Even in Mexico I could feel the loss of Beastie Boys founding member Adam Yauch (MCA). Facebook was inundated with status updates, YouTube videos and shout outs to one of the most celebrated hip hop groups in music history.
Formed as a hardcore punk band in 1979 by Yauch and Michael Diamond (Mike D), the group transitioned to hip hop in 1984 and released a string of successful 12″ singles. The Beastie Boys (including Adam Horovitz aka Ad-Rock) toured with Madonna in 1985 and a year later released their debut album Licensed to Ill. The group sold 22 million albums in the United States and 40 million albums worldwide, making them, according to Billboard, “the biggest-selling rap group” since 1991.
Take a look at the song list for Licensed to Ill because it might as well be an early Beasties Greatest Hits disc: “Girls,” “(You Gotta) Fight for Your Right (To Party),” “No Sleep Till Brooklyn,” “Paul Revere” and “Brass Monkey.” That’s one hell of a debut album.
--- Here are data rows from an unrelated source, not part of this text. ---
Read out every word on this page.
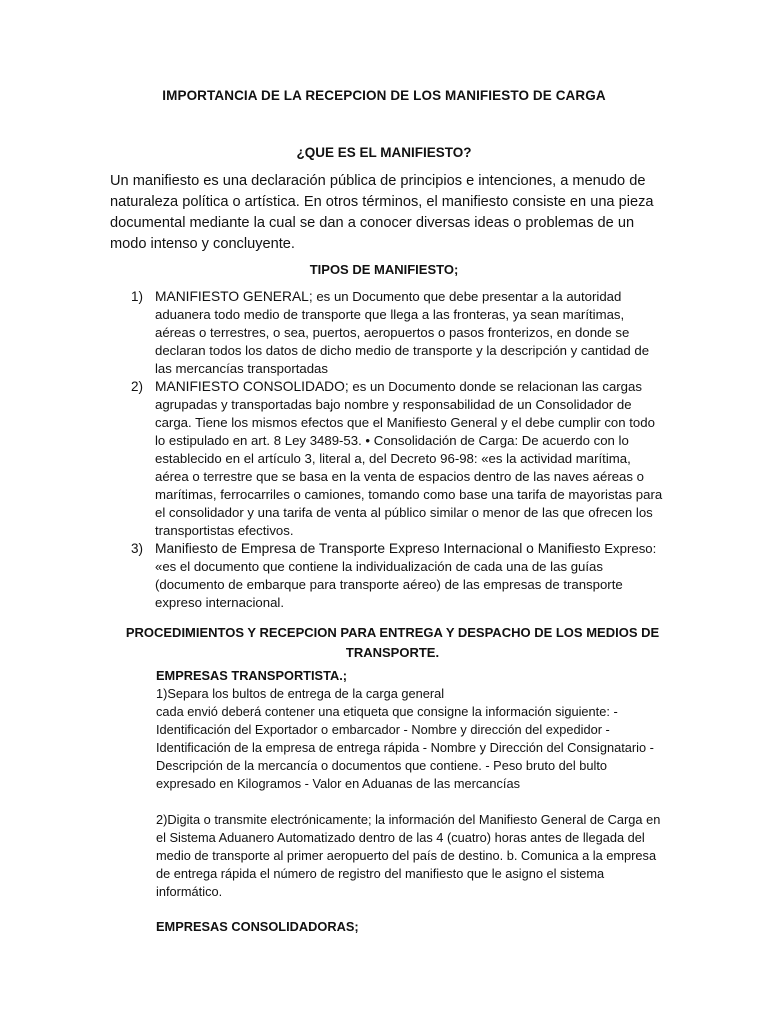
IMPORTANCIA DE LA RECEPCION DE LOS MANIFIESTO DE CARGA
¿QUE ES EL MANIFIESTO?

Un manifiesto es una declaración pública de principios e intenciones, a menudo de naturaleza política o artística. En otros términos, el manifiesto consiste en una pieza documental mediante la cual se dan a conocer diversas ideas o problemas de un modo intenso y concluyente.

TIPOS DE MANIFIESTO;
1) MANIFIESTO GENERAL; es un Documento que debe presentar a la autoridad aduanera todo medio de transporte que llega a las fronteras, ya sean marítimas, aéreas o terrestres, o sea, puertos, aeropuertos o pasos fronterizos, en donde se declaran todos los datos de dicho medio de transporte y la descripción y cantidad de las mercancías transportadas
2) MANIFIESTO CONSOLIDADO; es un Documento donde se relacionan las cargas agrupadas y transportadas bajo nombre y responsabilidad de un Consolidador de carga. Tiene los mismos efectos que el Manifiesto General y el debe cumplir con todo lo estipulado en art. 8 Ley 3489-53. • Consolidación de Carga: De acuerdo con lo establecido en el artículo 3, literal a, del Decreto 96-98: «es la actividad marítima, aérea o terrestre que se basa en la venta de espacios dentro de las naves aéreas o marítimas, ferrocarriles o camiones, tomando como base una tarifa de mayoristas para el consolidador y una tarifa de venta al público similar o menor de las que ofrecen los transportistas efectivos.
3) Manifiesto de Empresa de Transporte Expreso Internacional o Manifiesto Expreso: «es el documento que contiene la individualización de cada una de las guías (documento de embarque para transporte aéreo) de las empresas de transporte expreso internacional.
PROCEDIMIENTOS Y RECEPCION PARA ENTREGA Y DESPACHO DE LOS MEDIOS DE TRANSPORTE.
EMPRESAS TRANSPORTISTA.;
1)Separa los bultos de entrega de la carga general
cada envió deberá contener una etiqueta que consigne la información siguiente: - Identificación del Exportador o embarcador - Nombre y dirección del expedidor - Identificación de la empresa de entrega rápida - Nombre y Dirección del Consignatario - Descripción de la mercancía o documentos que contiene. - Peso bruto del bulto expresado en Kilogramos - Valor en Aduanas de las mercancías
2)Digita o transmite electrónicamente; la información del Manifiesto General de Carga en el Sistema Aduanero Automatizado dentro de las 4 (cuatro) horas antes de llegada del medio de transporte al primer aeropuerto del país de destino. b. Comunica a la empresa de entrega rápida el número de registro del manifiesto que le asigno el sistema informático.
EMPRESAS CONSOLIDADORAS;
Over the course of their career, the group was nominated for 10 Grammys and won three for Best Rap Performance by a Duo or Group for “Intergalactic,” Best Alternative Performance for 1998’s Hello Nasty and Best Pop Instrumental Album for 2007’s The Mix-Up.
In addition to their music, the Beastie Boys became known for their creative and funny music videos – especially the video for “Sabotage.” Back in the early days when music videos mattered, the group was nominated for eight MTV Video Music Awards and won three. But regardless of all the awards and high praise, what’s important is the influence of the Beasties. For anyone under 50 years old it’s hard to deny that the Beastie Boys were, at least at some point, part of their soundtrack.
Beasties music was something different. It jumped across so many genres and music tastes – rock and roll, punk, hip hop, rap, etc – and brought people who liked Zeppelin, Run D.M.C., the Clash (and everything in between) together. The Beastie Boys were influenced by so many different bands and artists and somehow they pulled it all together and made their own sound. And, most importantly, they aged well. As they got older their music changed and they adapted rather than trying to be punk kids from Brooklyn well into their 40s. Instead, the Volkswagen chains and high top sneakers evolved into suits and creative costumes. And they were still cool.
Hello Nasty pretty much provided the soundtrack for a backpacking trip I took with about 15 other kids throughout Colorado and then carried over into my freshman year of high school. Several years later I was supposed to fly to Miami to celebrate my 21st birthday but I never made it because a hurricane tore through town. Instead, I stayed in Colorado and got to see the Beastie Boys at Red Rocks – a show I’ll never forget. Quite the twist of fate considering I’d never see them again and now with the tragic death of MCA no one else will.
In 2009, Yauch was diagnosed and treated for a cancerous parotid gland and a lymph node and underwent surgery and radiation therapy. Yauch died at age 47 on May 4, 2012.
Upon his death, Russell Simmons of Def Jam Records said that Yauch “was incredibly sweet and the most sensitive artist, who I loved dearly.” Ben Stiller tweeted that Yauch “stood for integrity as an artist.” Joel Madden of Good Charlotte said of the Beastie Boys, “We wanted to dress like them, talk like them, and we wanted to make music like them.” Jeff Ament of Pearl Jam said that Yauch was “a crazy talent whose contributions with his band were inspirational and consistently ground breaking.”
Fortunately, Yauch did get to see his group receive one of the highest honors in music as the Beastie Boys were inducted into the Rock and Roll Hall of Fame less than a month ago. They were the third rap group to enter the Hall after Run-D.M.C. (2009) and Grandmaster Flash and the Furious Five (2007).